Here are some quick best practices to help you and your staff address them efficiently and with as little stress as possible.

  1. First, breathe! Most screenouts come with a turnaround-time expectation in the three-to-five business day range. Take advantage of that time. There’s no need for a knee-jerk response that could lead to more problems down the road.

  2. Track responsibilities. As a person who loves paper, I print a copy, sit down with my team, and read the items out loud. In the margins, I write who’s responsible for the documentation needed to address each item.

  3. Understand the questions! In the round-table with your team, discuss the meaning behind the item. For example: “documentation of the source of injection.” Be sure your team knows what documentation meets that requirement before sending them off to locate it.

  4. Already answered? SBA isn’t perfect and will often request items you’ve already provided. It’s easy to get annoyed, but it serves no purpose to respond with, “We sent it already!” Just send it again with a simple, “As provided in our previous correspondence, please see the attached [item requested] for your review.”

  5. Submit a complete response. Don’t respond in a piecemeal fashion. That just leads to a lot of back and forth and wastes everyone’s time. Appoint a team member as the collector of all requested information. Once they have all the items or justifications, they can draft the response and send everything at once.

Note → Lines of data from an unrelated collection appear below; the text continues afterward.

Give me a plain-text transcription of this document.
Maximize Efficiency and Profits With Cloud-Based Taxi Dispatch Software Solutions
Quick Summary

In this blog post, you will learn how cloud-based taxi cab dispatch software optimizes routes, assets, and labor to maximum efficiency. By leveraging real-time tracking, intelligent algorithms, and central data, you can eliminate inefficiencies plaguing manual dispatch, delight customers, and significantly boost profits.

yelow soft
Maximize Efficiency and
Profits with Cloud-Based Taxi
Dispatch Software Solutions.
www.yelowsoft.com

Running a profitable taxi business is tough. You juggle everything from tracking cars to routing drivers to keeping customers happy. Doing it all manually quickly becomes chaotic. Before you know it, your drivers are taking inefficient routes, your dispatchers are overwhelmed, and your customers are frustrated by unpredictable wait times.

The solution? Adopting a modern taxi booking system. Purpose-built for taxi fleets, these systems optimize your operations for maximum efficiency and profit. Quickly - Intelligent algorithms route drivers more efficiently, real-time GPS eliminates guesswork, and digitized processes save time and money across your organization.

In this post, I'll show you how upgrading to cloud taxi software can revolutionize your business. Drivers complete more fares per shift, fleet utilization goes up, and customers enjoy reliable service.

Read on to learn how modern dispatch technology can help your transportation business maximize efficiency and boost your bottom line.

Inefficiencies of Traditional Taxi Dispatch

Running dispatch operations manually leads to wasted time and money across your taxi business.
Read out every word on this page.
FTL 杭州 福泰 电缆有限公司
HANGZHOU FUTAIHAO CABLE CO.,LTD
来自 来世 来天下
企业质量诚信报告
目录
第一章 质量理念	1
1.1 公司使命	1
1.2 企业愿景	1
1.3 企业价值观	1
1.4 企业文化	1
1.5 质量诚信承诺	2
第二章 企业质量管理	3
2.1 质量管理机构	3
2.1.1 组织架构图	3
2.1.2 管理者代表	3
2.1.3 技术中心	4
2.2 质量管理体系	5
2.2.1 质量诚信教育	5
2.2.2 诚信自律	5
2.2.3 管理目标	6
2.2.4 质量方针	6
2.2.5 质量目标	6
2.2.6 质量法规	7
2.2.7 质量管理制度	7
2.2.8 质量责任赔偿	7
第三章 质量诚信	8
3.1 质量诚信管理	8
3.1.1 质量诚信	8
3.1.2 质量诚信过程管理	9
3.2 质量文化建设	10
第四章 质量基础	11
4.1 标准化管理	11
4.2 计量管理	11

  6. Format the response. Use a simple letter format stating the loan number, loan name, date of SBA’s request, and your response to each item, with a brief description of what you’re providing. Be sure to use their same numbering order to prevent confusion.

  7. Keep copies! Put a copy of the response letter and attachments, along with the original Screenout, in your file to ensure everyone has access to the information for future communications with the SBA.

  8. Need more time? If you need additional time, respond with a request for more time and provide a date by which you believe you can respond, along with reasons for the extra time needed. The most-common reason right now is “we’re short-staffed due to COVID.”

Whether the Screenout is at origination, servicing, purchase, or charge off, it just takes a breath and a plan to set everything in order.